You have written many other books. Which one stands out as your personal favorite?

Thank you for asking that. I’ve written about thirty-five other science fiction novels, two books of collected political essays, and a couple of political thrillers.

In some ways, my pet is still my first book, the one I’m best known for, The Probability Broach, an alternate-worlds murder mystery and now, after 40 years, the signature novel of the libertarian movement.

Of all of my work, perhaps it’s Pallas, the opening volume of the Ngu Family Saga, a huge series mostly about humans homesteading the Solar System. In another sense, it’s Rosalie’s World, my current work-in-progress which carries the Ngu family out to its first extra-solar settlement.
And then there is Forge of the Elders, originally a trilogy, a series in its own right, and its prequel, Blade of p’Na.
See what happens when you ask a guy which of his children is his favorite?

What are you currently doing? Are there besides Rosalie’s World other novels you’re working on?

Always. I mentioned Rosalie’s World. In that series, Ares is already “in the can”, waiting to be edited at Phoenix Pick, my current publisher, as is Only the Young Die Good, my second J. Gifford/Surica Fieraru vampire novel which is more science fiction than horror.
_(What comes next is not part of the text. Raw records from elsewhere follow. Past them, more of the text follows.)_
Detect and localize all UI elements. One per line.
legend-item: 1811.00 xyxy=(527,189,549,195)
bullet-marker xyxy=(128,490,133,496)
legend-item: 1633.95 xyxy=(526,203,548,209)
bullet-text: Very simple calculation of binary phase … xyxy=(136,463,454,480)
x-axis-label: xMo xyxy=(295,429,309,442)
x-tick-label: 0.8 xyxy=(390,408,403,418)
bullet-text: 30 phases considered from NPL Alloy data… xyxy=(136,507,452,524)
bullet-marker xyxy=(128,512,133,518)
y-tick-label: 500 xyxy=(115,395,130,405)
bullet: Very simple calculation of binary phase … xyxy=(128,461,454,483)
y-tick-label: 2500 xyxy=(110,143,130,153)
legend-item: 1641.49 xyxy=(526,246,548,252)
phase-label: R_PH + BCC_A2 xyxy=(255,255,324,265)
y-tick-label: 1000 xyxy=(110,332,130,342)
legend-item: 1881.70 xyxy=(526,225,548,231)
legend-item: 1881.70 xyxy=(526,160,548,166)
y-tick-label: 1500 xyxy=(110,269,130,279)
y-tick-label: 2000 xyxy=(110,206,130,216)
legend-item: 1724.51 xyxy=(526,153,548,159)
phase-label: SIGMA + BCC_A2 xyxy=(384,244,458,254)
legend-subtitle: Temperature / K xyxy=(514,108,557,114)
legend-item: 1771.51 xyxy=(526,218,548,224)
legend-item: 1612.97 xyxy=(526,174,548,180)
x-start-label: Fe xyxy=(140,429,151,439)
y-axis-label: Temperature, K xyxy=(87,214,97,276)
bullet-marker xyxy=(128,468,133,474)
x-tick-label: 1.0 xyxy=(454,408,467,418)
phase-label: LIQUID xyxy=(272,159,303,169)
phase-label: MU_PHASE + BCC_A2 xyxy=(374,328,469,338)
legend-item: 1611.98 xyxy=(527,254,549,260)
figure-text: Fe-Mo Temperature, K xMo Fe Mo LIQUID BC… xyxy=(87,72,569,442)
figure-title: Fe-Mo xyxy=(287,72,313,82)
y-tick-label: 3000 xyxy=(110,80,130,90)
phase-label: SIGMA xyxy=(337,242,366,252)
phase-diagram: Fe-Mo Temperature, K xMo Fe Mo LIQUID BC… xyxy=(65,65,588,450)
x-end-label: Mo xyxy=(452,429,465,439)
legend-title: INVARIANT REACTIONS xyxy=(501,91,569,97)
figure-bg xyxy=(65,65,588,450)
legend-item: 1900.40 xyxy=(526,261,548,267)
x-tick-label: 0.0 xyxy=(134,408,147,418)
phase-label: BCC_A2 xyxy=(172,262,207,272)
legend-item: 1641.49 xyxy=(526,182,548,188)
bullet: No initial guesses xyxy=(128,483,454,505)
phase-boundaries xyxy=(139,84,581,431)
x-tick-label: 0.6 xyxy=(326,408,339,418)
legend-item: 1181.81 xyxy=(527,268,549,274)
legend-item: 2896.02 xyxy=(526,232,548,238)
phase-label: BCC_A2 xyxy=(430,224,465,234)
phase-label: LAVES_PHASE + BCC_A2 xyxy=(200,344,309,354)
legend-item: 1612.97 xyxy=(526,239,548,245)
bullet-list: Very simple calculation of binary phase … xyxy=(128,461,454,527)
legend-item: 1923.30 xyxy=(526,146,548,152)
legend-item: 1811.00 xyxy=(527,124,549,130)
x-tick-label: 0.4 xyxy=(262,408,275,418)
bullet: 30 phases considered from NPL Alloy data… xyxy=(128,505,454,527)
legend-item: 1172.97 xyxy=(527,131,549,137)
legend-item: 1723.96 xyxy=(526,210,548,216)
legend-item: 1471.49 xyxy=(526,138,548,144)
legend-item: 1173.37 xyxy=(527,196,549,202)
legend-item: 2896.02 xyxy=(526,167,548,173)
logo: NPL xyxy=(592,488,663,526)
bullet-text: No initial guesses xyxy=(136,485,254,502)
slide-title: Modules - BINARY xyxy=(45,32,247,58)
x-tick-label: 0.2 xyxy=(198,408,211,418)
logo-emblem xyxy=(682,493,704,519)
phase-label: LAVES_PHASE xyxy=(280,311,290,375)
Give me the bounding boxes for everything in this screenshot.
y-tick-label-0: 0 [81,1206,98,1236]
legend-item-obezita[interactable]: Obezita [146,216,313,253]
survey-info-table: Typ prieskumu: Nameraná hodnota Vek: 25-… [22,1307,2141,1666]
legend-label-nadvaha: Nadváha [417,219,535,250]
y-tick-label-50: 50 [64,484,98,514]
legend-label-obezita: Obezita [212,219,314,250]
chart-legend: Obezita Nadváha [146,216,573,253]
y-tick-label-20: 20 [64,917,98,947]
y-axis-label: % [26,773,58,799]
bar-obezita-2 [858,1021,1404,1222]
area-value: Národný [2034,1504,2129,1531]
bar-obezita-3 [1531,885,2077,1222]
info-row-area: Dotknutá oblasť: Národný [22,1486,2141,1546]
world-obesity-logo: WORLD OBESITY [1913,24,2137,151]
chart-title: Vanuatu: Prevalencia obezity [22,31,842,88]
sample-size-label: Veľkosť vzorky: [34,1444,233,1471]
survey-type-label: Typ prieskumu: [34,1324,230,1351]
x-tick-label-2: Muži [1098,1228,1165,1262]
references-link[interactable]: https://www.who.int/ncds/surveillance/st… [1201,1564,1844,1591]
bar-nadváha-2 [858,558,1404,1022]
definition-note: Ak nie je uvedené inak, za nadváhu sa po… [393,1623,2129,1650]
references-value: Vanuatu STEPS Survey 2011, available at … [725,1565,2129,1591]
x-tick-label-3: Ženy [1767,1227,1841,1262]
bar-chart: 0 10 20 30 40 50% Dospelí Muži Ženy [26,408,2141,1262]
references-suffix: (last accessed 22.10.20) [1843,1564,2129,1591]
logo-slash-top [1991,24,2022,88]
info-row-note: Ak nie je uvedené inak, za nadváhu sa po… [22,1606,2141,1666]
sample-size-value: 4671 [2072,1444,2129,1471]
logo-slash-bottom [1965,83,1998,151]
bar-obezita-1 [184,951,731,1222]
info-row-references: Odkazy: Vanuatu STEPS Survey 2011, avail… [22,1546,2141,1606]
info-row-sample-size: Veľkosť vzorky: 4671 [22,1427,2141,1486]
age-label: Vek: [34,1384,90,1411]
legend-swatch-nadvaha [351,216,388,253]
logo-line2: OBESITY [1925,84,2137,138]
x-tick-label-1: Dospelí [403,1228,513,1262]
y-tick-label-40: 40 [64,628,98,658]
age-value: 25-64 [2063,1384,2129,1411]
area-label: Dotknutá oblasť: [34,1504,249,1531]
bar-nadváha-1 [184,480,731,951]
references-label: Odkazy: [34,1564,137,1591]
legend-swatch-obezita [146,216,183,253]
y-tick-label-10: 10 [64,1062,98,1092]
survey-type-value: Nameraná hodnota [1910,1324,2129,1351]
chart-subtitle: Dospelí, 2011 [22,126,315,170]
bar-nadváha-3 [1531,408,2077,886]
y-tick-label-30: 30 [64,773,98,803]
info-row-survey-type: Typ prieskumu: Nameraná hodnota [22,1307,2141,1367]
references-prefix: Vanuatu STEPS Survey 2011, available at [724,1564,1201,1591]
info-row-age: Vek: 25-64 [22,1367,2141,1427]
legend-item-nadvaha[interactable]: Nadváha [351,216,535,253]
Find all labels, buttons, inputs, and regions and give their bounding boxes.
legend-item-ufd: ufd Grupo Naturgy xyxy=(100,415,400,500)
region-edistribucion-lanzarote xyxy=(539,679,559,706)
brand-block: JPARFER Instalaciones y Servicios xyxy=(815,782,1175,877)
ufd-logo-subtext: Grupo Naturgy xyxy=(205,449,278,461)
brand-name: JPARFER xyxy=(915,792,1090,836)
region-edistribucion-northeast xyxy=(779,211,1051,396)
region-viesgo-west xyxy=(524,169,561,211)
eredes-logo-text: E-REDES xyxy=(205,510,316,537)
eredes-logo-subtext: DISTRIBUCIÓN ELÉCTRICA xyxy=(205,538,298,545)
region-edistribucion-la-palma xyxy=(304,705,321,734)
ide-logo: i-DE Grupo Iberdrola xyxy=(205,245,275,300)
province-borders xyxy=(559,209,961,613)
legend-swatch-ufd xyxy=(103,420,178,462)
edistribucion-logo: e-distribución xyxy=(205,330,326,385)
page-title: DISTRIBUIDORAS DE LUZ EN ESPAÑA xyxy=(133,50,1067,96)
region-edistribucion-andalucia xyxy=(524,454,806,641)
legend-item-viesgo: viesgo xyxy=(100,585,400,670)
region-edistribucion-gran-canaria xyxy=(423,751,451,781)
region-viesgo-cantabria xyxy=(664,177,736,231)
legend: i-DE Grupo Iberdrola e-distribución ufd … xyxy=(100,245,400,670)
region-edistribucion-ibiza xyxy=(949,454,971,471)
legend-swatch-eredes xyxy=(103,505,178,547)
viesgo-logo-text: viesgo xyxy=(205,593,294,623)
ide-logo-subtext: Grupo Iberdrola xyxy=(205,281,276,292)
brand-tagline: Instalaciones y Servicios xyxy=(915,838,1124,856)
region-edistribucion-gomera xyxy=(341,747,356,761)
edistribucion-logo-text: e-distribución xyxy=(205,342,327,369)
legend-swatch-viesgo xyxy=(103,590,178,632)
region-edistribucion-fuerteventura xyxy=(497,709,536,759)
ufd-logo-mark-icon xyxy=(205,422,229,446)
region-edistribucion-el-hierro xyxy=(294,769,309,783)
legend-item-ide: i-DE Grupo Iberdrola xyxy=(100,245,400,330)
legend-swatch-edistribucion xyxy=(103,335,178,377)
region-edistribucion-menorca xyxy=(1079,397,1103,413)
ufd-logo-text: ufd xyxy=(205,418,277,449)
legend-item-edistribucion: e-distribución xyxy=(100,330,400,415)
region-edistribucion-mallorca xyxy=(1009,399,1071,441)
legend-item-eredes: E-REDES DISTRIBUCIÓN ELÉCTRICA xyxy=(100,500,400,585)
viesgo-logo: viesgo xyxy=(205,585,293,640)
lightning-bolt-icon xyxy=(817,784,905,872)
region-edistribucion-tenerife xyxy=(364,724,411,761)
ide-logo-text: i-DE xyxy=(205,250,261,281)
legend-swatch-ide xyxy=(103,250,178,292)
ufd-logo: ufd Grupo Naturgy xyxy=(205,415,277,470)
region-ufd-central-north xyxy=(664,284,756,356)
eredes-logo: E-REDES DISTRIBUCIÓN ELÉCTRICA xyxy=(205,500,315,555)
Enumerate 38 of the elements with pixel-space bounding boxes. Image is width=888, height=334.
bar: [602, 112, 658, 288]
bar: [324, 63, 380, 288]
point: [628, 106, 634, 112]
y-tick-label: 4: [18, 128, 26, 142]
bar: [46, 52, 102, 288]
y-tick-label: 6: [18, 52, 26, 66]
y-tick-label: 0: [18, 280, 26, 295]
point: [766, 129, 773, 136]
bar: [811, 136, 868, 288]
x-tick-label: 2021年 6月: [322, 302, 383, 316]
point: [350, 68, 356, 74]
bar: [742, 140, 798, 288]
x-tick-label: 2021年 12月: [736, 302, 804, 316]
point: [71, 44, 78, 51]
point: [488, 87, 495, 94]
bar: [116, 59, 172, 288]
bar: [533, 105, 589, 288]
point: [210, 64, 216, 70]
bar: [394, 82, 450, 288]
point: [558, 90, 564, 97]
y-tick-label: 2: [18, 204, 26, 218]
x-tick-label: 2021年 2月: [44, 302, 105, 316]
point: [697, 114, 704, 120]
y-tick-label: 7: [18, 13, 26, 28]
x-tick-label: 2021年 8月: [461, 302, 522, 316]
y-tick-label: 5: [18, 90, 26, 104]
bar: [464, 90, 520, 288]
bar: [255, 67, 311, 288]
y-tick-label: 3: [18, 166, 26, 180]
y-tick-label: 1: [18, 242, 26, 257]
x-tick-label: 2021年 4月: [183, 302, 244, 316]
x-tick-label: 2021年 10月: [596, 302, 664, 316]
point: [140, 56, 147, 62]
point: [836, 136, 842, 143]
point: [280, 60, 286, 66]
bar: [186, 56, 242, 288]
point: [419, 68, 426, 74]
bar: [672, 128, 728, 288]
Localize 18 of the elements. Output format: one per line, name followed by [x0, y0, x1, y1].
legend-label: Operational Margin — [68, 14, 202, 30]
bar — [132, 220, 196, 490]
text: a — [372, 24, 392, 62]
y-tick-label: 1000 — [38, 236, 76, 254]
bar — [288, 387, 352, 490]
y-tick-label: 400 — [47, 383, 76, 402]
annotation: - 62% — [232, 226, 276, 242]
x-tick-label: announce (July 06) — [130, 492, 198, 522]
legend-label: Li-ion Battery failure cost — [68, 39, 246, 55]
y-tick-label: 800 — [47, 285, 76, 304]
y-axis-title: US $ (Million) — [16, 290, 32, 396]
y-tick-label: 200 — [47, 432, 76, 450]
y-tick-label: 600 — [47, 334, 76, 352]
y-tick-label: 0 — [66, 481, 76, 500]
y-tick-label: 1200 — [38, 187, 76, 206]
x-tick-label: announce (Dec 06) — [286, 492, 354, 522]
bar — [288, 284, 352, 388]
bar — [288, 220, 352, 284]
I’m also in the middle of a new Win Bear, The Probability Broach, adventure. The Frozen Stars, a science fiction novel about Theodore Roosevelt, and I’m looking forward to writing Beautiful Dreamer, the final installment of the Ngu Family saga. If I have time, I’m 73 years old, I’ll also finish the MacBear-Lysandra Heptalogy.

Final question: How do you look back at your Star Wars work?

That’s very difficult to answer both truthfully and politely. Mixed feelings. I wrote those three little books under terrible conditions, wasn’t paid very well for them, wound up firing an agent over them, and had to threaten to sue before I got paid royalties.

On the other hand, thousands of individuals apparently love those three little books, I hear from them all the time, and I’m more grateful and appreciative about that than I can adequately express.